In class last week we were discussing new online forms of publishing and e-magazines. I have a mixed impression of these – some are really great and interactive, and others are clearly “we have this publication, let’s make it digitalised and add in a swipey page function”. In my opinion, that’s pretty lazy. The best online publications and interactive magazines offer users experiences which are unattainable in traditional formats. The same with documentaries in general- they can be great as feature films, but might not necessarily translate well to be great online docos if they’re simply broken up into smaller videos and posted together on a site. Something that I think really helps in this web conversion is nonlinearity. It requires engagement and allows people to delve into the doco as much as they want (and we all know about Internet users and their notorious attention spans).

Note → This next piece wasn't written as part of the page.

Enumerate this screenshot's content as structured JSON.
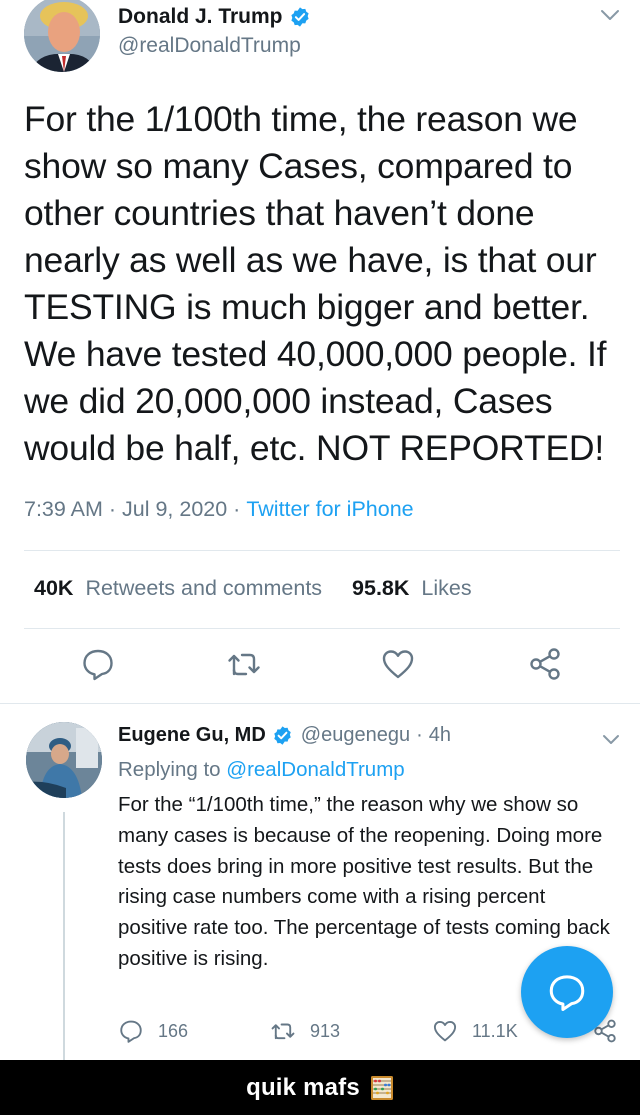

Sorry if you’ve heard me wax lyrical about Stephen Fry before, but this is relevant dammit! His autobiography ‘The Fry Chronicles’ has been effectively rendered to the App format and is a truly digital book.

You can still navigate chapter by chapter, but each section is tagged according to themes of his life, like comedy, acting, love, Hugh Laurie, and so on, which you can pick out and read in the order of your choice, which is pretty cool. Although I actually preferred to read the printed book (I don’t have an iPhone or iPad afterall), I’d like to think I would have appreciated the myFry innovation if I was that way inclined.